Alarm bezpieczeństwa: Przesyłka z naboju dla premiera Słowacji
W najnowszym incydencie związanym z bezpieczeństwem politycznym w Słowacji, personel ochrony premiera Roberta Fico przechwycił podejrzaną przesyłkę zawierającą nabój. Funkcjonariusze policji niezwłocznie rozpoczęli dochodzenie, a minister spraw wewnętrznych Matusz Szutaj Esztok wyraził przekonanie, że ujawnienie tożsamości nadawcy jest tylko kwestią czasu.
Ostrzeżenie ministra: Zagrożenie dla życia premiera
Matusz Szutaj Esztok, szef MSW, wyraził zaniepokojenie, twierdząc, że istnieje ciągłe zagrożenie dla życia premiera. Zaznaczył, że choć środki bezpieczeństwa są zintensyfikowane, stawianie czoła działaniom motywowanym złośliwością i agresją jest wyzwaniem.

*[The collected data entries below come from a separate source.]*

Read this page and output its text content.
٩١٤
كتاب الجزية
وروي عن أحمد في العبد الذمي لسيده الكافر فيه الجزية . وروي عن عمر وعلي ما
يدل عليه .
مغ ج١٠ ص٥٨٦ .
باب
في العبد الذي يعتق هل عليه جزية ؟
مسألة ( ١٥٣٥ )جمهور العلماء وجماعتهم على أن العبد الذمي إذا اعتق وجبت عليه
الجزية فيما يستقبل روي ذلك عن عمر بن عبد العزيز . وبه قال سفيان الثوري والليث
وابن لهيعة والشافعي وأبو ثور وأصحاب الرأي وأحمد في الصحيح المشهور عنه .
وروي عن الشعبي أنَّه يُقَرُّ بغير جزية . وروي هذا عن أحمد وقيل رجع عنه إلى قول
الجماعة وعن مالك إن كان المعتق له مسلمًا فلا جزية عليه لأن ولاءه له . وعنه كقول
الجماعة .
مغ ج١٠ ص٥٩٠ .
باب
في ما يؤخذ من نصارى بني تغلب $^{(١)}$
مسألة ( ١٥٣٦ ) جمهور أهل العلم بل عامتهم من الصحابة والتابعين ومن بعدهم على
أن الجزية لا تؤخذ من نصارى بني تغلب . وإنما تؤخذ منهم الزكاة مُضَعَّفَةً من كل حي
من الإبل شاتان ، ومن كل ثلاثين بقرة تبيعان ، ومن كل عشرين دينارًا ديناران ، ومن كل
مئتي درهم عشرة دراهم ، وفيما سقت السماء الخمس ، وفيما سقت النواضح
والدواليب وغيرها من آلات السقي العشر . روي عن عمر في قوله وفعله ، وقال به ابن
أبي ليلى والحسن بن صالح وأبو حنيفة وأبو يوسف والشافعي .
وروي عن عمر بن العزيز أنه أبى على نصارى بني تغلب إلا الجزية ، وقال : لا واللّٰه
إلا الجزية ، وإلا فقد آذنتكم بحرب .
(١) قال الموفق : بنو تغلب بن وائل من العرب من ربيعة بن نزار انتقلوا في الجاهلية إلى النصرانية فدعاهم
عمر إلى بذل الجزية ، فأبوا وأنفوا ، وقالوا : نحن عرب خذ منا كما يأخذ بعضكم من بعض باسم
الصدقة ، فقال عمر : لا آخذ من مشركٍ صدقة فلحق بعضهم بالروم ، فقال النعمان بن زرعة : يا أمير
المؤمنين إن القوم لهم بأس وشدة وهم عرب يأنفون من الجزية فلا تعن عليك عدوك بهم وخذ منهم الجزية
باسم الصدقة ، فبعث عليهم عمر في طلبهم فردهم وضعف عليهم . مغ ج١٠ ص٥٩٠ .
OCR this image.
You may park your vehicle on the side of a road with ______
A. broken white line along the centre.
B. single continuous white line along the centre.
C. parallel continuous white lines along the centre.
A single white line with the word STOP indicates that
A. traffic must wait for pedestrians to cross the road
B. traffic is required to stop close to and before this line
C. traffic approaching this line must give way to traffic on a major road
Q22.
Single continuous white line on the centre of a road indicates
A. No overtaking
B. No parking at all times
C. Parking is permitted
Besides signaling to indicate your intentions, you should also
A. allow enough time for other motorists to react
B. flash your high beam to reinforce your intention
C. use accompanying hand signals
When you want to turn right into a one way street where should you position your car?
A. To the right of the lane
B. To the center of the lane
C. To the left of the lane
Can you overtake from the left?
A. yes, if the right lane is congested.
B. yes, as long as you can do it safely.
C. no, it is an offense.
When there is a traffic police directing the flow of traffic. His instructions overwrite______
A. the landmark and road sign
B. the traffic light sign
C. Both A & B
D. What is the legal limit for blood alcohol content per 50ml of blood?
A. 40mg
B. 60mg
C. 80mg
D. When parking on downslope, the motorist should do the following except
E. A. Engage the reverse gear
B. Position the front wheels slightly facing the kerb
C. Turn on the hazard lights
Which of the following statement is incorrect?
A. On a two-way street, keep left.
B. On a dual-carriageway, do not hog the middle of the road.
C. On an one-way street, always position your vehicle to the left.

Szutaj Esztok zaapelował do społeczeństwa o powściągliwość od działań eskalujących emocje i tworzących atmosferę niepokoju.
Prokurator generalny wzywa do odpowiedzialności
W podobnym tonie wypowiedział się prokurator generalny Marosz Żilinka, który potępił wysłanie naboju jako akt przestępczy oraz dowód na lekkomyślność i brak empatii. Żilinka podkreślił, że musi nastąpić kres cynizmu i nienawiści, które zatruwają społeczność.
Historia ataków: Fico wcześniej ranny, sprawca aresztowany
15 maja bieżącego roku Robert Fico został ranny w wyniku strzałów z pistoletu oddanych przez napastnika, którego natychmiast zatrzymała policja. Po serii operacji oraz intensywnej rehabilitacji, premier wrócił do pełnienia swoich obowiązków na początku lipca. Sprawca ataku, 71-letni Juraj C., który miał zastrzeżenia do polityki prowadzonej przez rząd Fica, został umieszczony w areszcie.
Przesyłki z naboju – nie pierwszy przypadek w Słowacji
Robert Fico nie jest pierwszym słowackim politykiem, który otrzymał tego rodzaju groźną przesyłkę. W maju poprzedniego roku naboje zostały wysłane do prezydentki Zuzany Czaputovej, a w lutym – ówczesnego ministra obrony, Jaroslava Nada, co wskazuje na narastający problem z bezpieczeństwem publicznych oficjeli w tym kraju.